Austrian President Alexander Van der Bellen has called on the leading parties to break the coalition "deadlock" caused by the electoral victory of the Free Democrats, instead of putting the far-right party in charge of forming a government.
On 29 September, the Free Party won its first-ever victory in the elections to the National Council, the lower house of the Austrian Parliament, with 28.8 % votes. As the Free Party fell far short of an absolute majority, it has yet to find a coalition partner to govern, but all other parties have so far ruled out the possibility of a coalition with it under its leader Herbert Kickl.
The conservative People's Party, which led the outgoing government, won 26.3 percent of the vote. The Social Democratic Party finished third with 21.1 percent.
After several days of talks with the presidents of all the parliamentary parties, Van der Bellen said in a national speech that he would break with the tradition that the party that wins the parliamentary elections is in charge of forming the new government.
"This time there was an unusual case.

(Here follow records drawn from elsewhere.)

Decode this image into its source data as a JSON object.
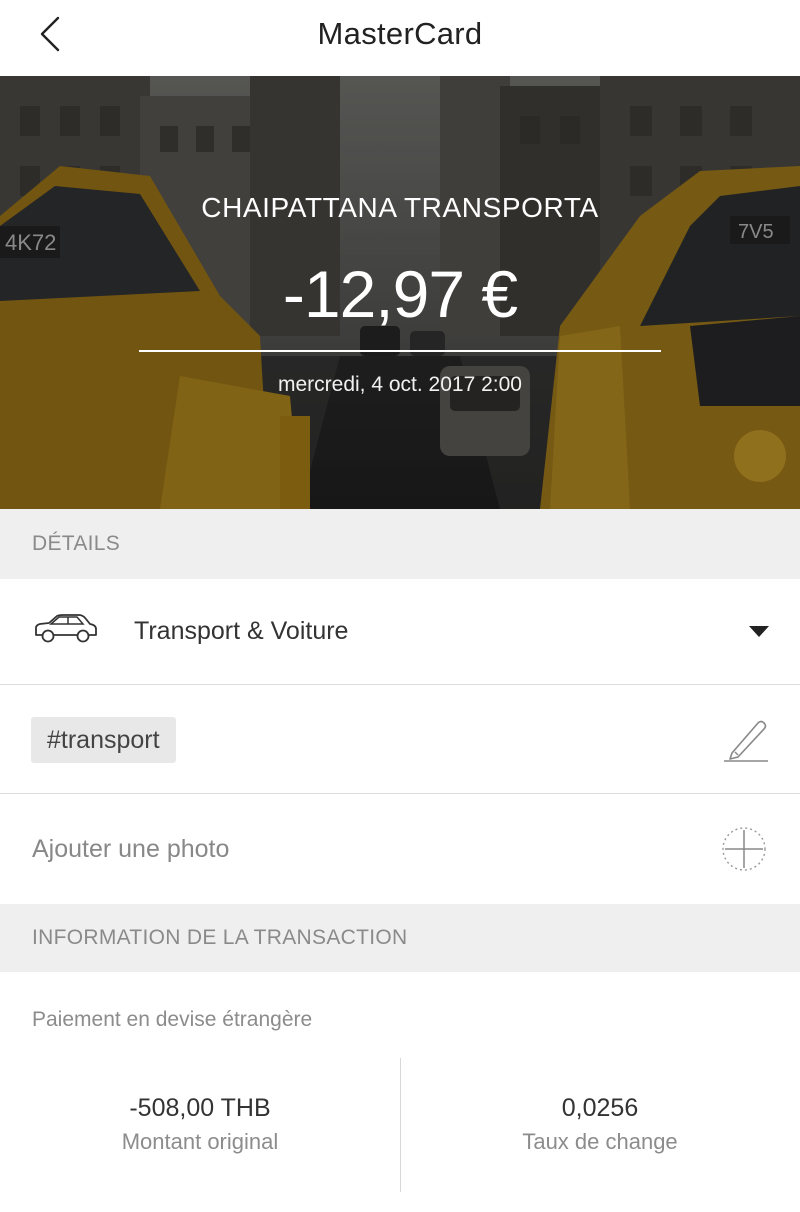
{
  "header": {
    "title": "MasterCard",
    "back_icon": "chevron-left-icon"
  },
  "transaction": {
    "merchant": "CHAIPATTANA TRANSPORTA",
    "amount": "-12,97 €",
    "date": "mercredi, 4 oct. 2017 2:00"
  },
  "details": {
    "section_title": "DÉTAILS",
    "category": {
      "icon": "car-icon",
      "label": "Transport & Voiture"
    },
    "tag": "#transport",
    "add_photo_label": "Ajouter une photo"
  },
  "info": {
    "section_title": "INFORMATION DE LA TRANSACTION",
    "foreign_payment_label": "Paiement en devise étrangère",
    "original_amount": {
      "value": "-508,00 THB",
      "caption": "Montant original"
    },
    "exchange_rate": {
      "value": "0,0256",
      "caption": "Taux de change"
    }
  },
  "colors": {
    "section_bg": "#efefef",
    "taxi_yellow": "#c89a1e",
    "text_muted": "#8a8a8a"
  }
}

It is quite new that there is a winner that none of the other parties want to govern with," Van der Bellen said.
According to the Austrian television station ORF, it is not constitutionally obligatory for the Austrian president to appoint the winner of the parliamentary elections to form the government.
Van der Bellen called on the leaders of the Free Alliance, the People's Party and the Social Democrats to negotiate a way out of the stalemate. He will ask the party leaders to report back to him by the end of next week.
Representatives of the three parties later said they would comply with the president's mandate and hold talks with the other parties.